No. The build and runtime environments have to be the same. Linking against a different library than you use later can cause different kinds of ABI incompatibilities.
I am using the current master despite adding the lines that you asked me to. It is possible that some auto-linting misaligned some of the stuff.
Well, ideally your backtraces match with the source code of the repo. Otherwise, it's hard to use it to debug what is going on.
If the crash is indeed inside PyType_Ready
, then there is nothing the apriltag bindings can do to fix this.
If you can reduce the crash in the CI, I can have a look at it. But other than this, I recommend that you fix your Python environment.
To clarify what I meant was using the same build and runtime environments. Meaning that when I specify the ros_env
during building like this
cmake -B build -DCMAKE_BUILD_TYPE=Debug \
-DBUILD_SHARED_LIBS=ON \
-DBUILD_PYTHON_WRAPPER=ON \
-DPython3_EXECUTABLE=/opt/homebrew/Caskroom/mambaforge/base/envs/ros_env/bin/python \
-DPython3_INCLUDE_DIR=/opt/homebrew/Caskroom/mambaforge/base/envs/ros_env/include/python3.11 \
-DPython3_LIBRARY=/opt/homebrew/Caskroom/mambaforge/base/envs/ros_env/lib/libpython3.11.dylib \
-DPython3_NUMPY_INCLUDE_DIR=/opt/homebrew/Caskroom/mambaforge/base/envs/ros_env/lib/python3.11/site-packages/numpy/core/include
and using this specify environment during the run then it should not matter that there are other environments installed on the machine right?

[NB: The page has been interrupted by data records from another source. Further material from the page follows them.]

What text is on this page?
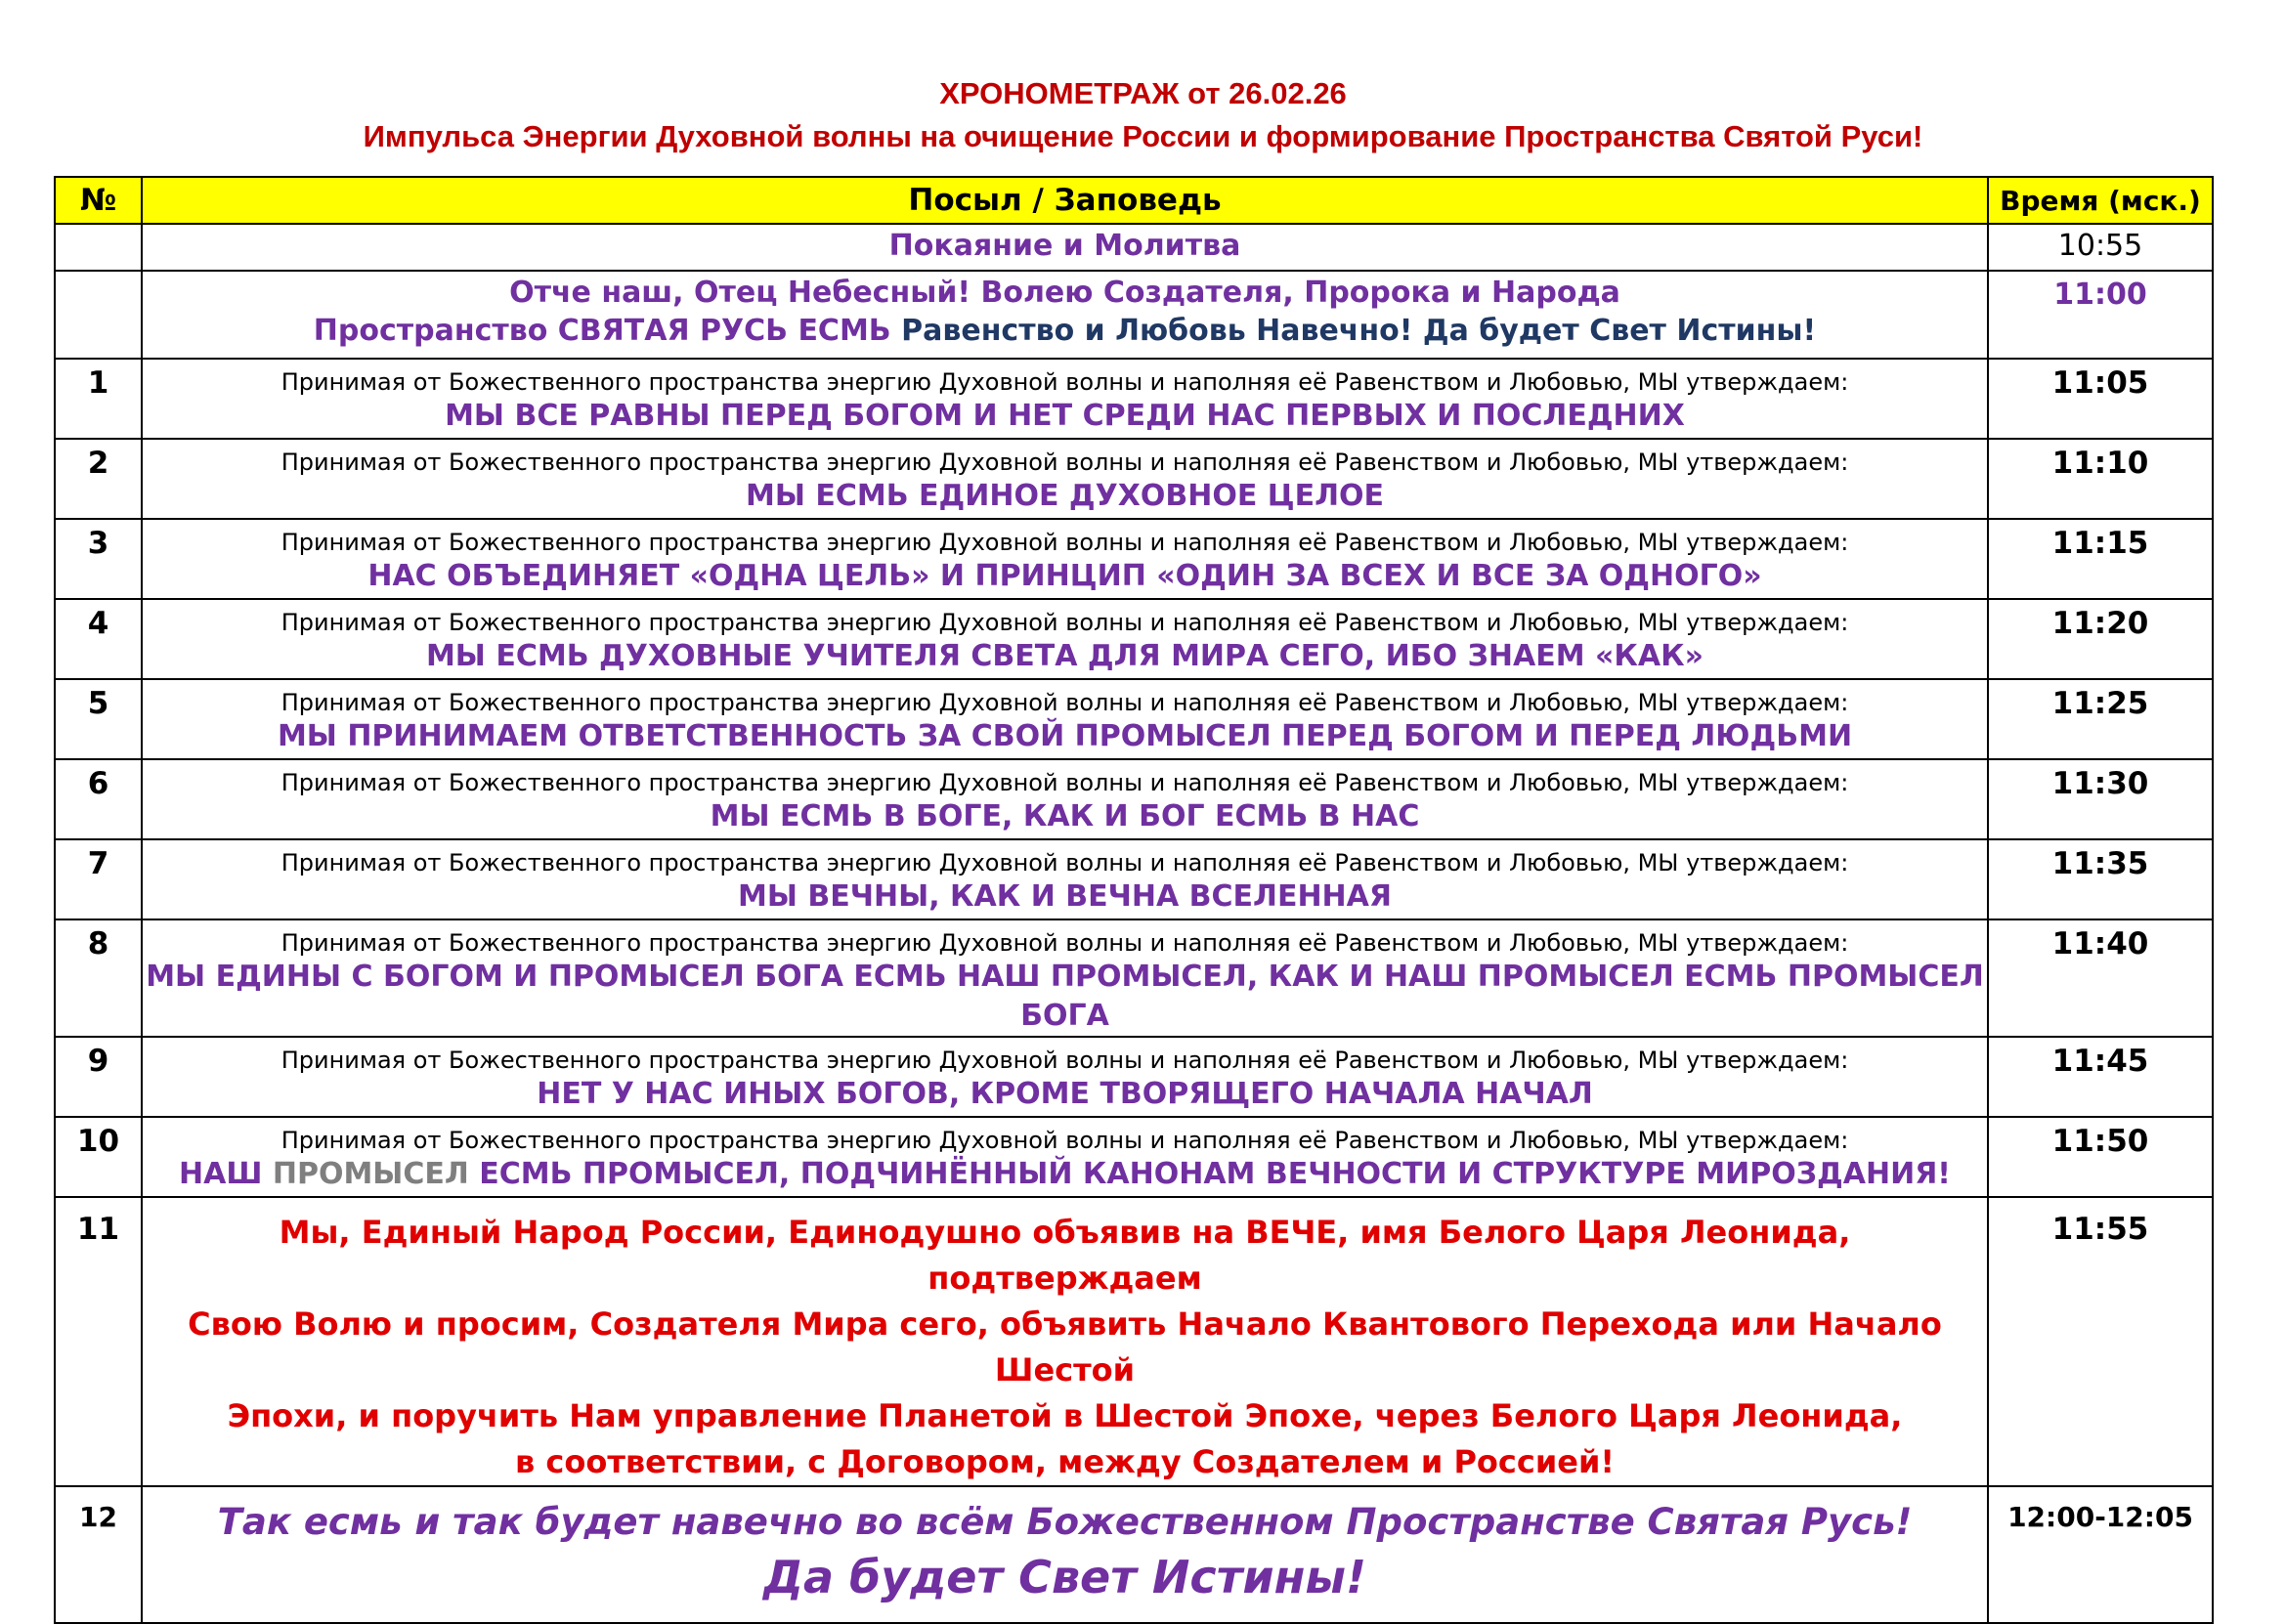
ХРОНОМЕТРАЖ от 26.02.26
Импульса Энергии Духовной волны на очищение России и формирование Пространства Святой Руси!
№	Посыл / Заповедь	Время (мск.)

	Покаяние и Молитва	10:55

	Отче наш, Отец Небесный! Волею Создателя, Пророка и Народа
Пространство СВЯТАЯ РУСЬ ЕСМЬ Равенство и Любовь Навечно! Да будет Свет Истины!	11:00
1	Принимая от Божественного пространства энергию Духовной волны и наполняя её Равенством и Любовью, МЫ утверждаем:
МЫ ВСЕ РАВНЫ ПЕРЕД БОГОМ И НЕТ СРЕДИ НАС ПЕРВЫХ И ПОСЛЕДНИХ	11:05
2	Принимая от Божественного пространства энергию Духовной волны и наполняя её Равенством и Любовью, МЫ утверждаем:
МЫ ЕСМЬ ЕДИНОЕ ДУХОВНОЕ ЦЕЛОЕ	11:10
3	Принимая от Божественного пространства энергию Духовной волны и наполняя её Равенством и Любовью, МЫ утверждаем:
НАС ОБЪЕДИНЯЕТ «ОДНА ЦЕЛЬ» И ПРИНЦИП «ОДИН ЗА ВСЕХ И ВСЕ ЗА ОДНОГО»	11:15
4	Принимая от Божественного пространства энергию Духовной волны и наполняя её Равенством и Любовью, МЫ утверждаем:
МЫ ЕСМЬ ДУХОВНЫЕ УЧИТЕЛЯ СВЕТА ДЛЯ МИРА СЕГО, ИБО ЗНАЕМ «КАК»	11:20
5	Принимая от Божественного пространства энергию Духовной волны и наполняя её Равенством и Любовью, МЫ утверждаем:
МЫ ПРИНИМАЕМ ОТВЕТСТВЕННОСТЬ ЗА СВОЙ ПРОМЫСЕЛ ПЕРЕД БОГОМ И ПЕРЕД ЛЮДЬМИ	11:25
6	Принимая от Божественного пространства энергию Духовной волны и наполняя её Равенством и Любовью, МЫ утверждаем:
МЫ ЕСМЬ В БОГЕ, КАК И БОГ ЕСМЬ В НАС	11:30
7	Принимая от Божественного пространства энергию Духовной волны и наполняя её Равенством и Любовью, МЫ утверждаем:
МЫ ВЕЧНЫ, КАК И ВЕЧНА ВСЕЛЕННАЯ	11:35
8	Принимая от Божественного пространства энергию Духовной волны и наполняя её Равенством и Любовью, МЫ утверждаем:
МЫ ЕДИНЫ С БОГОМ И ПРОМЫСЕЛ БОГА ЕСМЬ НАШ ПРОМЫСЕЛ, КАК И НАШ ПРОМЫСЕЛ ЕСМЬ ПРОМЫСЕЛ БОГА	11:40
9	Принимая от Божественного пространства энергию Духовной волны и наполняя её Равенством и Любовью, МЫ утверждаем:
НЕТ У НАС ИНЫХ БОГОВ, КРОМЕ ТВОРЯЩЕГО НАЧАЛА НАЧАЛ	11:45
10	Принимая от Божественного пространства энергию Духовной волны и наполняя её Равенством и Любовью, МЫ утверждаем:
НАШ ПРОМЫСЕЛ ЕСМЬ ПРОМЫСЕЛ, ПОДЧИНЁННЫЙ КАНОНАМ ВЕЧНОСТИ И СТРУКТУРЕ МИРОЗДАНИЯ!	11:50
11	Мы, Единый Народ России, Единодушно объявив на ВЕЧЕ, имя Белого Царя Леонида, подтверждаем
Свою Волю и просим, Создателя Мира сего, объявить Начало Квантового Перехода или Начало Шестой
Эпохи, и поручить Нам управление Планетой в Шестой Эпохе, через Белого Царя Леонида,
в соответствии, с Договором, между Создателем и Россией!	11:55
12	Так есмь и так будет навечно во всём Божественном Пространстве Святая Русь!
Да будет Свет Истины!	12:00-12:05
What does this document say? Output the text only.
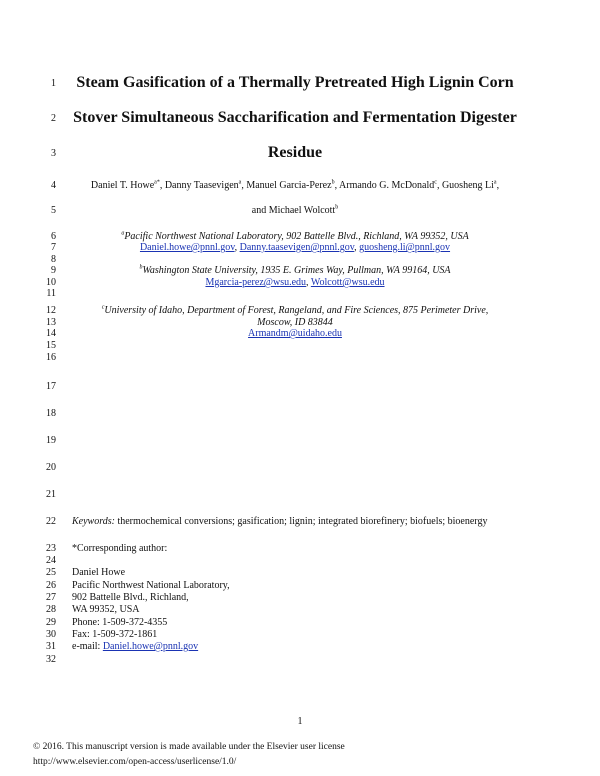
1
2
3
4
5
6
7
8
9
10
11
12
13
14
15
16
17
18
19
20
21
22
23
24
25
26
27
28
29
30
31
32
Steam Gasification of a Thermally Pretreated High Lignin Corn
Stover Simultaneous Saccharification and Fermentation Digester
Residue
Daniel T. Howe$^{a*}$, Danny Taasevigen$^a$, Manuel Garcia-Perez$^b$, Armando G. McDonald$^c$, Guosheng Li$^a$,
and Michael Wolcott$^b$
$^a$Pacific Northwest National Laboratory, 902 Battelle Blvd., Richland, WA 99352, USA
Daniel.howe@pnnl.gov, Danny.taasevigen@pnnl.gov, guosheng.li@pnnl.gov
$^b$Washington State University, 1935 E. Grimes Way, Pullman, WA 99164, USA
Mgarcia-perez@wsu.edu, Wolcott@wsu.edu
$^c$University of Idaho, Department of Forest, Rangeland, and Fire Sciences, 875 Perimeter Drive,
Moscow, ID 83844
Armandm@uidaho.edu
Keywords: thermochemical conversions; gasification; lignin; integrated biorefinery; biofuels; bioenergy
*Corresponding author:
Daniel Howe
Pacific Northwest National Laboratory,
902 Battelle Blvd., Richland,
WA 99352, USA
Phone: 1-509-372-4355
Fax: 1-509-372-1861
e-mail: Daniel.howe@pnnl.gov
1
© 2016. This manuscript version is made available under the Elsevier user license
http://www.elsevier.com/open-access/userlicense/1.0/
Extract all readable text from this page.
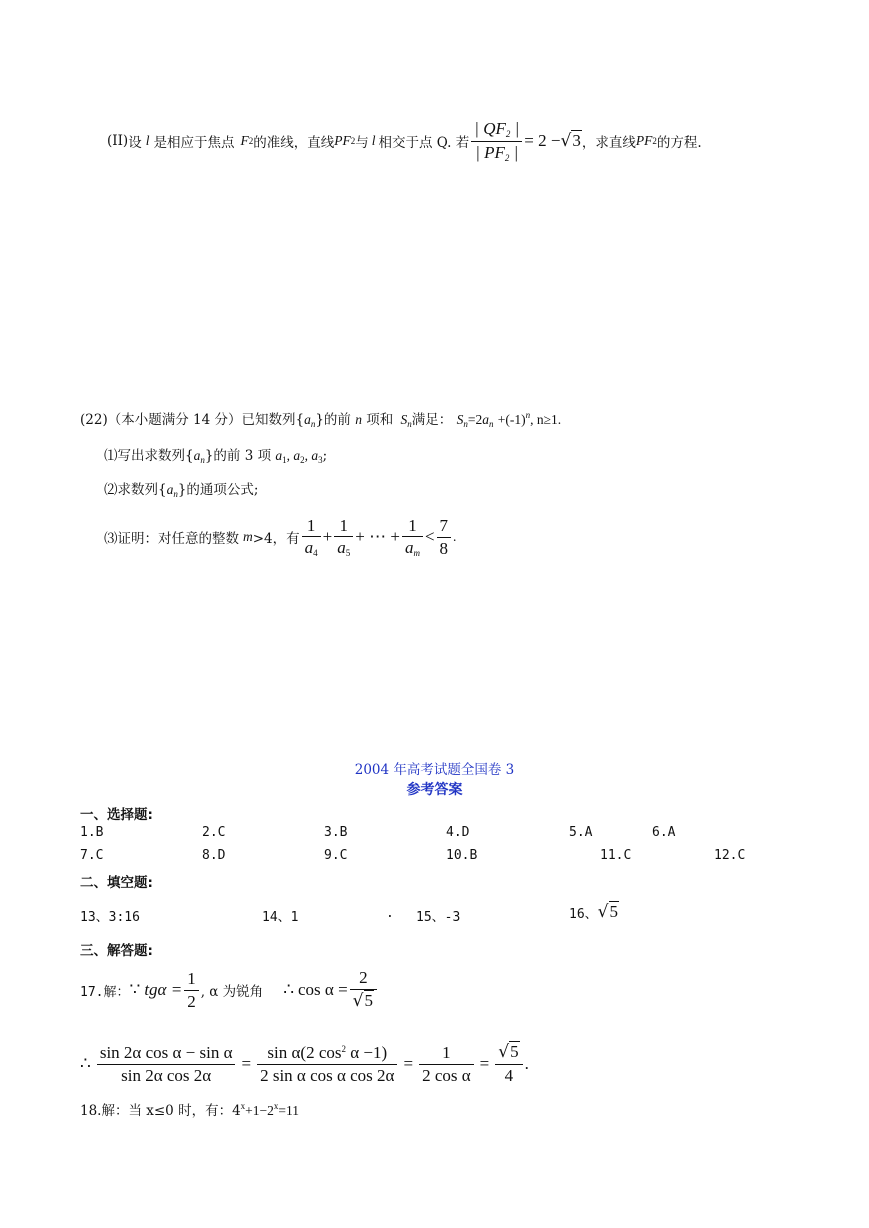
(II) 设 l 是相应于焦点 F 2 的准线，直线 PF 2 与 l 相交于点 Q. 若 $\frac{| QF_2 |}{| PF_2 |} = 2 - √3$ ，求直线 PF 2 的方程.
(22)（本小题满分 14 分）已知数列$\{a_n\}$的前 n 项和 $S_n$满足： $S_n=2a_n +(-1)^n$, n≥1.
⑴写出求数列$\{a_n\}$的前 3 项 $a_1$, $a_2$, $a_3$;
⑵求数列$\{a_n\}$的通项公式;
⑶ 证明：对任意的整数 m >4，有 $\frac{1}{a_4} + \frac{1}{a_5}$ + ⋯ + $\frac{1}{a_m} < \frac{7}{8}$ .
2004 年高考试题全国卷 3
参考答案
一、选择题:
1.B	2.C	3.B	4.D	5.A	6.A
7.C	8.D	9.C	10.B	11.C	12.C
二、填空题:
13、3:16	14、1	. 15、-3	16、 √5
三、解答题:
17.解： ∵ $tg\alpha = \frac{1}{2}$ , α 为锐角 ∴ $\cos \alpha = \frac{2}{√5}$
∴ $\frac{\text{sin 2α cos α − sin α}}{\text{sin 2α cos 2α}} = \frac{\sin \alpha(2 \cos^2 \alpha -1)}{\text{2 sin α cos α cos 2α}} = \frac{1}{\text{2 cos α}} = \frac{√5}{4}$ .
18.解：当 x≤0 时，有：$4^x+1-2^x=11$
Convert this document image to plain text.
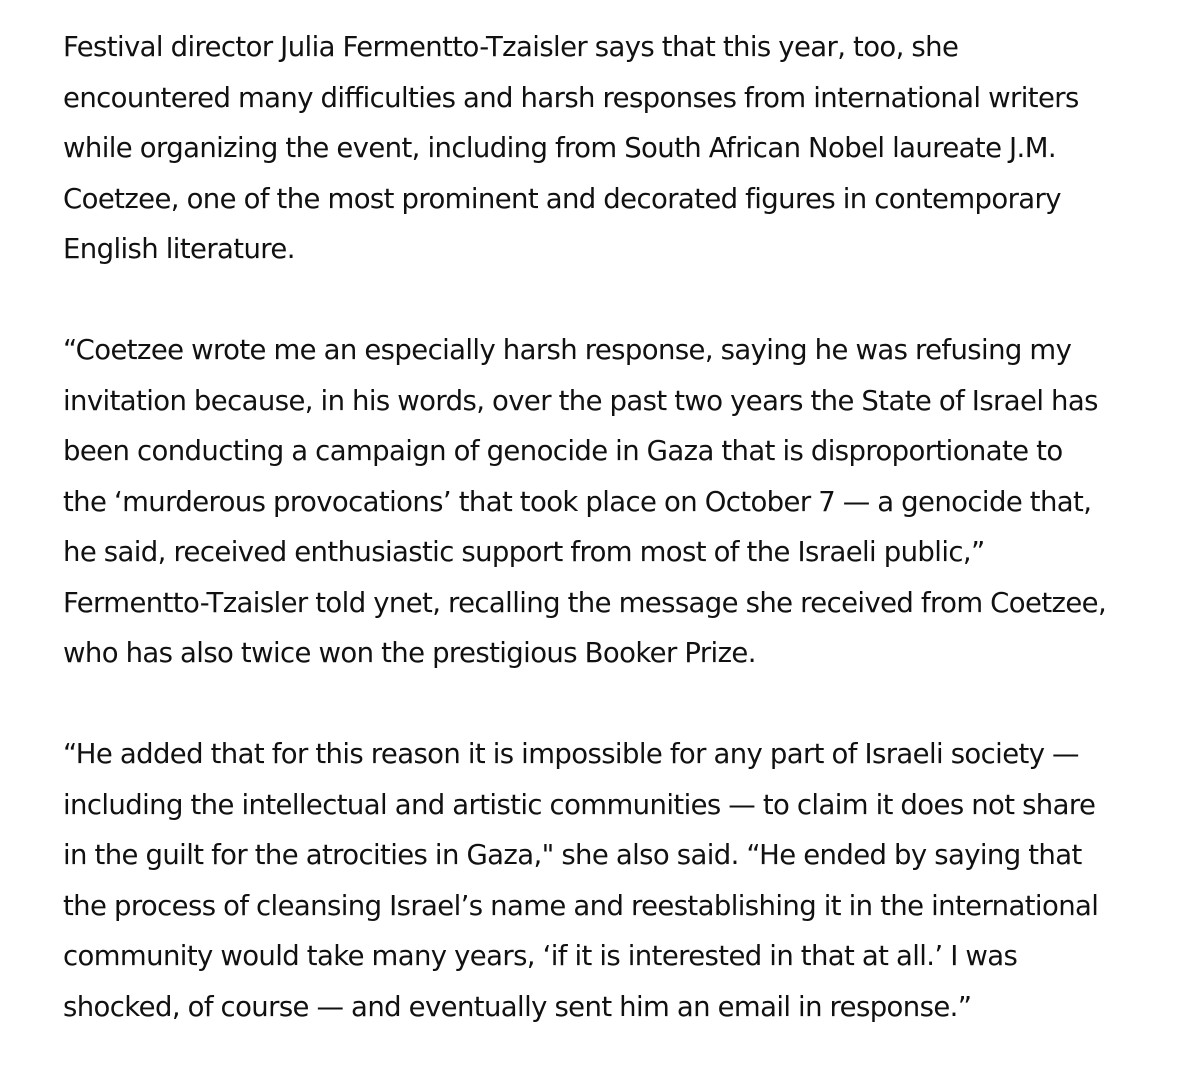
Festival director Julia Fermentto-Tzaisler says that this year, too, she
encountered many difficulties and harsh responses from international writers
while organizing the event, including from South African Nobel laureate J.M.
Coetzee, one of the most prominent and decorated figures in contemporary
English literature.

“Coetzee wrote me an especially harsh response, saying he was refusing my
invitation because, in his words, over the past two years the State of Israel has
been conducting a campaign of genocide in Gaza that is disproportionate to
the ‘murderous provocations’ that took place on October 7 — a genocide that,
he said, received enthusiastic support from most of the Israeli public,”
Fermentto-Tzaisler told ynet, recalling the message she received from Coetzee,
who has also twice won the prestigious Booker Prize.

“He added that for this reason it is impossible for any part of Israeli society —
including the intellectual and artistic communities — to claim it does not share
in the guilt for the atrocities in Gaza," she also said. “He ended by saying that
the process of cleansing Israel’s name and reestablishing it in the international
community would take many years, ‘if it is interested in that at all.’ I was
shocked, of course — and eventually sent him an email in response.”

I am not sure how this works with the mixed homebrew and mambaforge environment. At least on Linux, if you have set the environment, e.g. conda, correctly, then you also don't need to point to absolute paths for Python manually since CMake will find the FindPython3.cmake
etc. and set these variables accordingly. But I only have professional experience on Linux / Ubuntu and macOS just might work differently here.
Since your environment is named ros_env
, I am wondering, are you trying to use ROS on macOS? If so, you might want to look into conda and the RoboStack, which provides a lot of the ROS packages in a conda environment. I had very good experiences with using different Python stacks in a conda environment, including ROS.
Hello, I am trying to build the Python bindings for macOS. The building process works but when trying to import the library, there is always a segmentation fault. Using Python 3.12.6 with a conda environment. I was able to build the duckietown bindings but I receive a lot of
Error, more than one new minimum found.
errors with them. I did not find an actual solution for this and it seems that this error does not exists with the offical bindings.If I should provide more system information please let me know.